A l’heure où l’Union europénne mise sur les clusters pour développer sa compétitivité, Gilles Duranton, professeur d’économie à l’Université de Toronto, livre une analyse iconoclaste et tempère les bienfaits qu’on leur prête habituellement.
Pourquoi les pôles de compétitivité ont-ils tant le vent en poupe ?
Ils présentent un avantage pour les hommes politiques qui peuvent faire de la politique régionale et de la politique industrielle à la fois. De plus, ils permettent d’éviter un certain nombre de contraintes européennes liées aux règles de la concurrence. Mais leur rôle n’est pas bien déterminé : en France, les pôles de compétitivité ont été vendus comme une façon d’améliorer l’efficacité de l’aménagement du territoire, ce qui constitue une forme de révolution, du moins dans le discours.
En pratique, on peut s’interroger sur les intentions des hommes politiques. Lorsque l’on regarde la carte des pôles de compétitivité en France, on en dénombre 71 et ils sont très bien répartis sur le territoire, comme si les élus avaient cherché à avoir chacun leur pôle de compétitivité.
Les fonctions initiales des pôles de compétitivité ont donc été détournées ?
Ils peuvent être instrumentalisés par les hommes politiques qui peuvent décider de manière extrêmement précise les destinataires des fonds publics, en localisant le territoire et l’industrie qui en bénéficient.
On souligne souvent les vertus de l’interaction entre les chercheurs et les entreprises au sein des clusters.

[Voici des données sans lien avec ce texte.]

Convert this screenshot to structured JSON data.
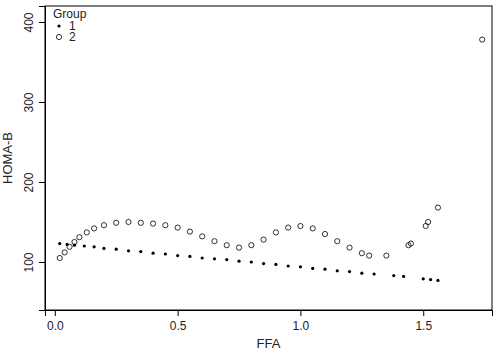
{
  "chart_data": {
    "type": "scatter",
    "x_label": "FFA",
    "y_label": "HOMA-B",
    "legend_title": "Group",
    "legend": "top-left",
    "xlim": [
      -0.04,
      1.78
    ],
    "ylim": [
      40,
      420
    ],
    "xticks": [
      {
        "value": 0,
        "label": "0.0"
      },
      {
        "value": 0.5,
        "label": "0.5"
      },
      {
        "value": 1,
        "label": "1.0"
      },
      {
        "value": 1.5,
        "label": "1.5"
      }
    ],
    "yticks": [
      100,
      200,
      300,
      400
    ],
    "series": [
      {
        "name": "1",
        "color": "#000000",
        "marker": "dot",
        "x": [
          0.02,
          0.05,
          0.08,
          0.12,
          0.16,
          0.2,
          0.25,
          0.3,
          0.35,
          0.4,
          0.45,
          0.5,
          0.55,
          0.6,
          0.65,
          0.7,
          0.75,
          0.8,
          0.85,
          0.9,
          0.95,
          1.0,
          1.05,
          1.1,
          1.15,
          1.2,
          1.25,
          1.3,
          1.38,
          1.42,
          1.5,
          1.53,
          1.56
        ],
        "values": [
          123,
          122,
          121,
          120,
          119,
          117,
          116,
          114,
          113,
          111,
          110,
          108,
          107,
          105,
          104,
          103,
          101,
          100,
          98,
          97,
          95,
          94,
          92,
          91,
          89,
          88,
          86,
          85,
          83,
          82,
          79,
          78,
          77
        ]
      },
      {
        "name": "2",
        "color": "#000000",
        "marker": "open-circle",
        "x": [
          0.02,
          0.04,
          0.06,
          0.08,
          0.1,
          0.13,
          0.16,
          0.2,
          0.25,
          0.3,
          0.35,
          0.4,
          0.45,
          0.5,
          0.55,
          0.6,
          0.65,
          0.7,
          0.75,
          0.8,
          0.85,
          0.9,
          0.95,
          1.0,
          1.05,
          1.1,
          1.15,
          1.2,
          1.25,
          1.28,
          1.35,
          1.44,
          1.45,
          1.51,
          1.52,
          1.56,
          1.74
        ],
        "values": [
          105,
          112,
          119,
          125,
          131,
          137,
          142,
          146,
          149,
          150,
          149,
          148,
          146,
          143,
          138,
          132,
          126,
          121,
          118,
          121,
          128,
          137,
          143,
          145,
          142,
          135,
          126,
          118,
          111,
          108,
          108,
          121,
          123,
          145,
          150,
          168,
          378
        ]
      }
    ]
  }
}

Ne peut-on tirer pas en tirer des bénéfices ?
Quand on double la spécialisation d’un territoire donné, on sait que cela engendre des gains de productivité de l’ordre de 2% à 3%. Il faudrait donc une réorganisation substantielle des activités économiques pour que les gains ne soient pas triviaux.

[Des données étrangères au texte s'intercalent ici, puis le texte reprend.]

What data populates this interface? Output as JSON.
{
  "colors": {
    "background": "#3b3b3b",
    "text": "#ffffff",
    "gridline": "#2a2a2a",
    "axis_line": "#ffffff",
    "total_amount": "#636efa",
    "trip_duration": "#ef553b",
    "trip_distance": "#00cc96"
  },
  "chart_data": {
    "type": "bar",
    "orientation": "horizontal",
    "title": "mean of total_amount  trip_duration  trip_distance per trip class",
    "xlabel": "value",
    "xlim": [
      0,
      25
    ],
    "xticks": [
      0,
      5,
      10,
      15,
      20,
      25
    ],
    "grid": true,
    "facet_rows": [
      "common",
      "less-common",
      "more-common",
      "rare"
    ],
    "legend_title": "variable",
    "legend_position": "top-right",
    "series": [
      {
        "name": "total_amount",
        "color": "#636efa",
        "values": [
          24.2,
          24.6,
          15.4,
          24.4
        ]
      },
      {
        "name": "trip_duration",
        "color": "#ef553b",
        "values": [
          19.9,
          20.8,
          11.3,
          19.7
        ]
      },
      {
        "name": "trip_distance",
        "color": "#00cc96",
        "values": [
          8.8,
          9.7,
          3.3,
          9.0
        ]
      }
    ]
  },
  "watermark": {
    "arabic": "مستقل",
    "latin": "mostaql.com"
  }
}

Quelles différences peut-on noter entre les modèles européen et américain de clusters ?
Il n’est pas facile de dresser une comparaison car les nomenclatures d’activités ne sont pas les mêmes. Les différences concernent surtout la France qui est un cas unique en son genre et où le gouvernement sélectionne les sites et alloue les fonds. Aux Etats-Unis, les clusters sont le résultat d’actions menées à un niveau très local, celui du county par exemple.
Que pensez-vous de l’initiative de la Commission européenne de créer des clusters de taille mondiale en Europe ?
Il existe déjà des clusters de taille mondiale en Europe, je pense notamment à celui de Londres. L’idée de développer artificiellement leur dimension transnationale me paraît un peu surréaliste. De plus, les hommes politiques ou les fonctionnaires ne connaissent pas par avance les secteurs ou les projets qui vont réussir.